The mixtape ends with its most exhilarating track, “Hello,” which is a cathartic burst of human emotion after the album’s exploration of digital alienation. The song features a freewheeling verse by Badu’s former lover, the iconic Andre 3000 of OutKast. (Fun fact: “Ms. Jackson” is actually about Badu’s mom) Paired together, Andre 3000 and Badu have a beautiful intimacy on the track, which has so many intricate layers of regret, longing and remembrance.
On “Hello,” Badu sings, “Hello, it’s me.” It’s the first line of Adele’s blockbuster hit, “Hello,” another 2015 song about cell phones. But Badu is drawing from a song originally recorded by Todd Rundgren in 1972. Is the reference to Adele intentional? Was Adele’s “Hello” even released while Badu was in the recording studio? Badu draws so little attention to the line, which is buried deep in the middle of the song. The echoes between Badu and Adele altogether seem to be an uncanny coincidence.

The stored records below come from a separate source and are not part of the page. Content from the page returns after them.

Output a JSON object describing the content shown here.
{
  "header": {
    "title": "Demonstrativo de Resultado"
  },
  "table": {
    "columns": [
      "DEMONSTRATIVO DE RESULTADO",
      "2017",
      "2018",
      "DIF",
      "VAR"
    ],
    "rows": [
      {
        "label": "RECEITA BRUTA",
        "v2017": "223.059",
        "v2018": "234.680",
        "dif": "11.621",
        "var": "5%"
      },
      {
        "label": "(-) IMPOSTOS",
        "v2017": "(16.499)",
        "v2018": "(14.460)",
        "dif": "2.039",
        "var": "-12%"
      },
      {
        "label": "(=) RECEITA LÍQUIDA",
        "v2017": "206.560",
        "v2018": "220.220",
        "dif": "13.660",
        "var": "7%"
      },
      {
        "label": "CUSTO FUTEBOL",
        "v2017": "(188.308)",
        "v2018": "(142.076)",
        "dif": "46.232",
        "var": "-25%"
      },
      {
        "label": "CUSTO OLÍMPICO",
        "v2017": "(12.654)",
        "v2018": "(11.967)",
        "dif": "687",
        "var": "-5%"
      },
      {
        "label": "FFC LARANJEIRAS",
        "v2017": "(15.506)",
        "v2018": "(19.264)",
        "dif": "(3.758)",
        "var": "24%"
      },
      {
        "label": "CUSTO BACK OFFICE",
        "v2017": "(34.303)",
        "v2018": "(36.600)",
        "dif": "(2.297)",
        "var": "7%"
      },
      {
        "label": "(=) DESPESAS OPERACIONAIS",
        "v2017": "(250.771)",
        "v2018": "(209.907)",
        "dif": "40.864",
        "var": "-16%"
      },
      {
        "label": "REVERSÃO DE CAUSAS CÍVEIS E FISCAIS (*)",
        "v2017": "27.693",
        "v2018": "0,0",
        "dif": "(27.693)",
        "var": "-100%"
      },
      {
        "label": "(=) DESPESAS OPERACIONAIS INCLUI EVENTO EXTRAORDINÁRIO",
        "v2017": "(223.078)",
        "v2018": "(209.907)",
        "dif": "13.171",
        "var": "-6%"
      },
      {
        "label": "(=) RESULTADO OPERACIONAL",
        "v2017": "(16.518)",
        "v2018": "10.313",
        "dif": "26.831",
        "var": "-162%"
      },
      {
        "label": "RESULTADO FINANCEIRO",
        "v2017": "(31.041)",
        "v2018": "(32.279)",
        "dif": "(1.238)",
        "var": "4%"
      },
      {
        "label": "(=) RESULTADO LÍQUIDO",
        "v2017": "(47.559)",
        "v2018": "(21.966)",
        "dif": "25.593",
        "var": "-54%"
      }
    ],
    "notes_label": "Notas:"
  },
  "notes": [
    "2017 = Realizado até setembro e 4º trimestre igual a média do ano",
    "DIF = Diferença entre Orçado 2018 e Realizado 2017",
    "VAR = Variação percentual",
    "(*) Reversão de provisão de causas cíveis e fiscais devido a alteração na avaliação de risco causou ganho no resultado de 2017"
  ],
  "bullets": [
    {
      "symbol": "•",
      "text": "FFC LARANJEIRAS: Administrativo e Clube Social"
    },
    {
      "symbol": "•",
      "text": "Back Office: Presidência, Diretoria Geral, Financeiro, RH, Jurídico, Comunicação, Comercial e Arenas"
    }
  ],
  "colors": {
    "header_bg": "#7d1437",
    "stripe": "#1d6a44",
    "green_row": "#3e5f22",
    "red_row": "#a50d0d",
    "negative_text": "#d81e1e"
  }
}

But U Cain’t Use My Phone has such a wide range of sonic adventures and poignant meditations that will mesmerize any first-time listeners of the album. But the mixtape will most likely demand countless revisits because it is so deeply shrouded in riddles — the coincidences on “Hello,” the mystery of ItsRoutine — which seem pulled out of Badu’s mystic, otherworldly dimension.
On “Phone Down,” Badu repeats the refrain, “I can make you put your phone down.” She’s right. You’re going to have to put your phone down for this mixtape — if not for the sheer thrill of her music, then for the endless puzzles that will jolt you out of your digital world.